Auch ich mache – ehrlich gesagt – kleine, vermeidbare Fehler bei Schreiben von wissenschaftlichem Code. Ich kann nicht sagen, warum den Verantwortlichen besagter Tunnelsanierung dieser Fehler unterlaufen ist. Wichtig ist: Niemand ist vor solchen Fehlern sicher!
Bekannt ist, dass in so ziemlich jedem Softwarecode Fehler schlummern und die Zahl der Fehler pro Codezeilen unabhängig ist von der gewählten Programmiersprache.

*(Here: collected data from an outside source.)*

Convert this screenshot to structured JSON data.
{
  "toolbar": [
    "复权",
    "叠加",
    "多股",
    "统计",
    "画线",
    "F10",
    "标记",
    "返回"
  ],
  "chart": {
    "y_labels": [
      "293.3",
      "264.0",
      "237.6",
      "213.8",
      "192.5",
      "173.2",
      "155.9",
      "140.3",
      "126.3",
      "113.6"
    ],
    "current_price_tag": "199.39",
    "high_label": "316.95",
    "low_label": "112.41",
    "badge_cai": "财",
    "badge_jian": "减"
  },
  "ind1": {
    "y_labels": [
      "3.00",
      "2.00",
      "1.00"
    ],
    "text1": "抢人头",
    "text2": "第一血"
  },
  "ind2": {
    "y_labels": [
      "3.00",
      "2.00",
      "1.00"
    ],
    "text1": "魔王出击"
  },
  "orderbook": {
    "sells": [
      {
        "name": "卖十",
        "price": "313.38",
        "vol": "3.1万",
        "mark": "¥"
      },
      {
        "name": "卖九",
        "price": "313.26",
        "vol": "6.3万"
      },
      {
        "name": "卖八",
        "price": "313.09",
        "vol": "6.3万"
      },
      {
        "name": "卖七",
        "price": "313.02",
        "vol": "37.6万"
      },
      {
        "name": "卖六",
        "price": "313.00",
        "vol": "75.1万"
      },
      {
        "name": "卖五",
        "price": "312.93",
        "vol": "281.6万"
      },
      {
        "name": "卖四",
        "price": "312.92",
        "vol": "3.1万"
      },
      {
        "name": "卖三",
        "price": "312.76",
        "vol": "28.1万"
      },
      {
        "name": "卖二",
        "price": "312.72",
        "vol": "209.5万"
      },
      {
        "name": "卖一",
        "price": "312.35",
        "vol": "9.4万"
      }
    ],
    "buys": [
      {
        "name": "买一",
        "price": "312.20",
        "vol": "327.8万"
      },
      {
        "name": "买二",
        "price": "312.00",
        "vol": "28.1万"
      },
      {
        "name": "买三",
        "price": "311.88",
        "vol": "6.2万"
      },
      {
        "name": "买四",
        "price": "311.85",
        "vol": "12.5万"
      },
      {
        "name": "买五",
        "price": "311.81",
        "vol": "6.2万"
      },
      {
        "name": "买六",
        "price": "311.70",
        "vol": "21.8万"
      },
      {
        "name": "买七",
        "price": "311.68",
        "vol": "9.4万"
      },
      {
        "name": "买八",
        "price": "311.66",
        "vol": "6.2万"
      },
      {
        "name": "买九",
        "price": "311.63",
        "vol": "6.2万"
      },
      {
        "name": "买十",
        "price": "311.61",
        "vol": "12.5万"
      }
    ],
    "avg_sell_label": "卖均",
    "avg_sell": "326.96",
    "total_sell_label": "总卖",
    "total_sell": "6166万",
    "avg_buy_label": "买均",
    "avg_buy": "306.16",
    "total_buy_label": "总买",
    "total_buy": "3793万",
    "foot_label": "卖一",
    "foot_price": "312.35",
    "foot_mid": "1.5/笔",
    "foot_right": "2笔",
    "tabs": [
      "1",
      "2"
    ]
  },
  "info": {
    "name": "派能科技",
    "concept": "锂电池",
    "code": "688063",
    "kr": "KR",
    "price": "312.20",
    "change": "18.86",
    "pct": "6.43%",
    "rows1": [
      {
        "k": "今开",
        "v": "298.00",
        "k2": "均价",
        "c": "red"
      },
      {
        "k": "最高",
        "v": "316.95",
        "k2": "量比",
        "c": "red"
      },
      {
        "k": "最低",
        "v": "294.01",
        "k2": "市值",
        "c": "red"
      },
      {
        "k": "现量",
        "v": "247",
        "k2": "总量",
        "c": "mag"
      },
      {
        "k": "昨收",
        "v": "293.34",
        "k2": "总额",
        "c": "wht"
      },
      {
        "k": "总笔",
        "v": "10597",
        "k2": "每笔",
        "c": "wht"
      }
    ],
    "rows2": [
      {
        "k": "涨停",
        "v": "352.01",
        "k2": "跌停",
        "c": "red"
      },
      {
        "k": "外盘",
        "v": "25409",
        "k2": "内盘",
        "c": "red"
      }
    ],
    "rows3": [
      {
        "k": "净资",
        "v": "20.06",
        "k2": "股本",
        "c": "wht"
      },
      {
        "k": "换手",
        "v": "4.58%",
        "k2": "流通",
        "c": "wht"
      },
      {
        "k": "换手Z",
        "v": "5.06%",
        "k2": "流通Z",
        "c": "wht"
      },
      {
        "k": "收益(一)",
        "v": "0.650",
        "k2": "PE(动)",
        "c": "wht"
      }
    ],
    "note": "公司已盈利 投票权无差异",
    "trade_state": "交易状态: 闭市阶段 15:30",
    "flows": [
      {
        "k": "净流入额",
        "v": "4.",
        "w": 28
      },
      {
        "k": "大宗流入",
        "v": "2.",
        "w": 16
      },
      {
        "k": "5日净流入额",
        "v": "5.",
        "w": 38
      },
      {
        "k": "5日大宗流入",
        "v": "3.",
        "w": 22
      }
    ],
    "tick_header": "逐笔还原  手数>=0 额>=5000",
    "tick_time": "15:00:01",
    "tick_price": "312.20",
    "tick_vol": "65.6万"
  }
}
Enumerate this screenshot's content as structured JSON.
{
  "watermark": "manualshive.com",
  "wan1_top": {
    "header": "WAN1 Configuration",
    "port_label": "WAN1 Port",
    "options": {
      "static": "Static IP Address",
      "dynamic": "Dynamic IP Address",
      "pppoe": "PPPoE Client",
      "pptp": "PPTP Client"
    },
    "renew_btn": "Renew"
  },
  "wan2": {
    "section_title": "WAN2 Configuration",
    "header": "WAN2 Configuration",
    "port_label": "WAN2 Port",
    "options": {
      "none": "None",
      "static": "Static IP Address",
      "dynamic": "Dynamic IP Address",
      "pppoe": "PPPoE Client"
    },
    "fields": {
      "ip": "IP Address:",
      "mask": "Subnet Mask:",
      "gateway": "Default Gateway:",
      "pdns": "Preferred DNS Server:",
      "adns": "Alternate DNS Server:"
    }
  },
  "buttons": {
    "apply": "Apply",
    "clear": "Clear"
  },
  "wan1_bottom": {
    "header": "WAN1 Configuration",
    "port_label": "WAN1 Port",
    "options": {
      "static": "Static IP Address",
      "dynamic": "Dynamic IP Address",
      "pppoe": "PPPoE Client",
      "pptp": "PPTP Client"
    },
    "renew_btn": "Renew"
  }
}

Anfänger machen andere Fehler
Ab und an unterrichte ich Programmierung. Und das ist nicht leicht, weil jedem Programmierunterricht einige Schwierigkeiten innewohnen – aber darüber möchte ich ein anderes Mal mehr schreiben. Wichtig ist: Anfänger machen immer wieder bestimmte Fehler. Da muss ich tolerant sein, ich war auch mal Anfänger. Und ich bin überzeugt: Die gute Verwendung einer Programmiersprache lernt man nicht in einem Kurs, sondern durch Anwendung. Das ist ganz ähnlich wie beim Lernen von natürlichen Sprachen (in der Schule habe ich bestenfalls Grundlagen gelernt).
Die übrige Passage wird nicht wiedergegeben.